Nigel Wilson, Energy writer
Thursday June 28, 2007

WOODSIDE is considering piping gas from its Browse Basin reservoirs to be processed on the Burrup Peninsula.

The move would avoid a clash with conservationists over the possible destruction of fragile Kimberley ecosystems.

Chief executive Don Voelte told the UBS energy and utilities conference in Sydney yesterday that the company was considering “at least four” development concepts for the Browse Basin, about 400km north of Broome.

He said that although Browse gas was more than 900km from the Burrup, aggregation through the proposed Pluto LNG plant on the peninsula could provide capital savings and minimise the need for infrastructure development in the Browse area, reducing environmental or cultural sensitivities and increasing and accelerating domestic gas development.

Woodside’s board is expected to make a final investment decision in August on its 100 per cent owned Pluto development, which could cost up to $10 billion and be in production by late 2010.

Woodside’s Browse LNG development, based on the Torosa, Brecknock and Calliance fields, is not expected to be producing until around 2014 at the earliest.

Woodside has been promoting Pluto, which it now calls the Burrup LNG Park, as the first open-access LNG terminal in Australia.

It has been actively encouraging owners of other gas reservoirs on the North West Shelf to consider tolling their gas through the Pluto processing facilities planned for the Burrup, near Karratha.

Mr Voelte said one of the concepts for Pluto “involves working with the other owners in the Pluto area to look at taking their gas through the Burrup LNG Park and/or the North West Shelf LNG plant”.

Pluto has already aroused concern because the West Australian Government has allocated a site for the onshore processing plant outside the existing North West Shelf licence, which will result in Woodside having to relocate around 350 Aboriginal petroglyphs.

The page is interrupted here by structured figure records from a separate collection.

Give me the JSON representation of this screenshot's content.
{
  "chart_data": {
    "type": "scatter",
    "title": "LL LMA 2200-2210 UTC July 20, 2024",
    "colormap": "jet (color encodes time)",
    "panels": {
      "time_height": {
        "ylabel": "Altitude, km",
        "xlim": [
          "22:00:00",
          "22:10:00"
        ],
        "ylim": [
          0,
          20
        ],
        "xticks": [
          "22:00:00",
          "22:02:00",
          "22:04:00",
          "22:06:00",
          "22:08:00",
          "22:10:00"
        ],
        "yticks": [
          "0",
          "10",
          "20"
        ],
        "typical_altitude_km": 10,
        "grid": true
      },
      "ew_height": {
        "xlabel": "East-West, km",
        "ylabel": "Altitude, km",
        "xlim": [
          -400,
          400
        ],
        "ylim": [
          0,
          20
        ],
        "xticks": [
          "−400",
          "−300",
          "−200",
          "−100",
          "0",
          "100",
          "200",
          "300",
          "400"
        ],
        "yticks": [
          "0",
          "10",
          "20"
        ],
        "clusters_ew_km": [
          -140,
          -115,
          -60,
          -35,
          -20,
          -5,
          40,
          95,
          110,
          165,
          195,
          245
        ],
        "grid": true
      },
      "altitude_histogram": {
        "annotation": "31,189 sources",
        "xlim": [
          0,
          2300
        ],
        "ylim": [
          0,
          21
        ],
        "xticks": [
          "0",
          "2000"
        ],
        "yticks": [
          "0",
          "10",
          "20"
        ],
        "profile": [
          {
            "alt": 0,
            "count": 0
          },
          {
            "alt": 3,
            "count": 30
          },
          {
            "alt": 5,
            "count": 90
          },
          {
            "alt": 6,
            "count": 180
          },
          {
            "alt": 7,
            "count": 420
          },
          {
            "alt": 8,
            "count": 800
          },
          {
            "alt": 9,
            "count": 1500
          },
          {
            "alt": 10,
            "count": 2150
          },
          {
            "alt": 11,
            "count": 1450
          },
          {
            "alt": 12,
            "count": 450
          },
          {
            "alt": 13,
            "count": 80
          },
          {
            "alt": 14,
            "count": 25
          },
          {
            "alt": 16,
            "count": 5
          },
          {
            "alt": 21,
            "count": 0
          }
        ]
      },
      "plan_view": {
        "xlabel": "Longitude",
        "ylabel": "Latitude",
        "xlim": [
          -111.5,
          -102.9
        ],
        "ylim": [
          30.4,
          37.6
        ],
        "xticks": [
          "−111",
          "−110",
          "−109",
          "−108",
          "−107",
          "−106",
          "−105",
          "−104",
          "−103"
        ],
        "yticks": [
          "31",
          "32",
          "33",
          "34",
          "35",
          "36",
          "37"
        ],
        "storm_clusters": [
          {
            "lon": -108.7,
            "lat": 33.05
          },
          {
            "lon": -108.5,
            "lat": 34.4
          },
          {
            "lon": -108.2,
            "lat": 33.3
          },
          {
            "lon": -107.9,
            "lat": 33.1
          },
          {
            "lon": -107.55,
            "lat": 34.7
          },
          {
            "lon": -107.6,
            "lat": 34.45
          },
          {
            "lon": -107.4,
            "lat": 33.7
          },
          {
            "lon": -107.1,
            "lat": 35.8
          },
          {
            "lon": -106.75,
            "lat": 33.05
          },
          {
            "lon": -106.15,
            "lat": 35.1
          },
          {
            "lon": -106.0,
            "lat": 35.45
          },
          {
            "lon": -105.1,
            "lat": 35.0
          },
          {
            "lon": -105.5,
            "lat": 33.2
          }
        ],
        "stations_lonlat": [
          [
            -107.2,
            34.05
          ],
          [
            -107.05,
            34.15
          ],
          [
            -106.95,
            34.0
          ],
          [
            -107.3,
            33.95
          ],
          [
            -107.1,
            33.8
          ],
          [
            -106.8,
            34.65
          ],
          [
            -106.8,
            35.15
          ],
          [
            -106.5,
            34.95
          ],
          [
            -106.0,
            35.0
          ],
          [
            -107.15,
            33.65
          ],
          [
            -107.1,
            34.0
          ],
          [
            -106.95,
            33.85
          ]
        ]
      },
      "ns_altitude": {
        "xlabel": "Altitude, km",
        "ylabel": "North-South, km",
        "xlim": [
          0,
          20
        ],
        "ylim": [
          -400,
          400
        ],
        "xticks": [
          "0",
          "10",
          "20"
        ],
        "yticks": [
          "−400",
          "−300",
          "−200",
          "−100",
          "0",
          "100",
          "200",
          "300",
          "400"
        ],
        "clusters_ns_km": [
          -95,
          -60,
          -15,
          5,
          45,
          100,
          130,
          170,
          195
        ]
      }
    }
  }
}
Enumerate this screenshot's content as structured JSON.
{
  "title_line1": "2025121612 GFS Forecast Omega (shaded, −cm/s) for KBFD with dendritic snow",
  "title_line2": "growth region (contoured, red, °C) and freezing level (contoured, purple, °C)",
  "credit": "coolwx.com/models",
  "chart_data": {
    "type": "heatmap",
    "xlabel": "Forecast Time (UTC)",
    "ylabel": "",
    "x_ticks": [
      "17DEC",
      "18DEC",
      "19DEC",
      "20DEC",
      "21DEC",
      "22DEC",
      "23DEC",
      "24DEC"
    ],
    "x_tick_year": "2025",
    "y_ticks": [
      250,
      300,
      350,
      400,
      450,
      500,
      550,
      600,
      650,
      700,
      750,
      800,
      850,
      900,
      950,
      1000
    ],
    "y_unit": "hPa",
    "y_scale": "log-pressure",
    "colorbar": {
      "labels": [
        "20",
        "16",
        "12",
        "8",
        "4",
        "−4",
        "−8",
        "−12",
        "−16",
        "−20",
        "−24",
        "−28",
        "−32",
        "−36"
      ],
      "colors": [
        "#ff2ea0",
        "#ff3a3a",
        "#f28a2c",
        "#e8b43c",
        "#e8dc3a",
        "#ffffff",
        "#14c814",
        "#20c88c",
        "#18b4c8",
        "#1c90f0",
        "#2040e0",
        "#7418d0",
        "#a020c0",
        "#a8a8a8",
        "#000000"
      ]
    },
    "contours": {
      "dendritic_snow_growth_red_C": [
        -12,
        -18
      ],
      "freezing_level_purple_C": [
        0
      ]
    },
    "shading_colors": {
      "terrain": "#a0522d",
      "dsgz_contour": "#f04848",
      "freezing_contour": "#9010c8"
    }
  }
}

Yesterday’s presentation by Mr Voelte is the first time the company has confirmed that piping gas away from the Kimberley coast is an option.

Earlier this month Northern Territory Chief Minister Clare Martin promoted the idea of piping Browse gas to Darwin, where it could be used to fuel an expansion of the ConocoPhillips Wickham Point LNG plant and as feedstock for downstream industries in the territory.

Other options include sinking a barge containing processing facilities on Scott Reef, having the facilities built on a floating offshore platform, or building an onshore processing plant in the Kimberley.

Conservationists, including WWF Australia CEO Greg Bourne and novelist Tim Winton, have argued that the possibility that the Browse Basin could host several export LNG projects could cause cumulative damage to ecosystems in the most remote part of Australia.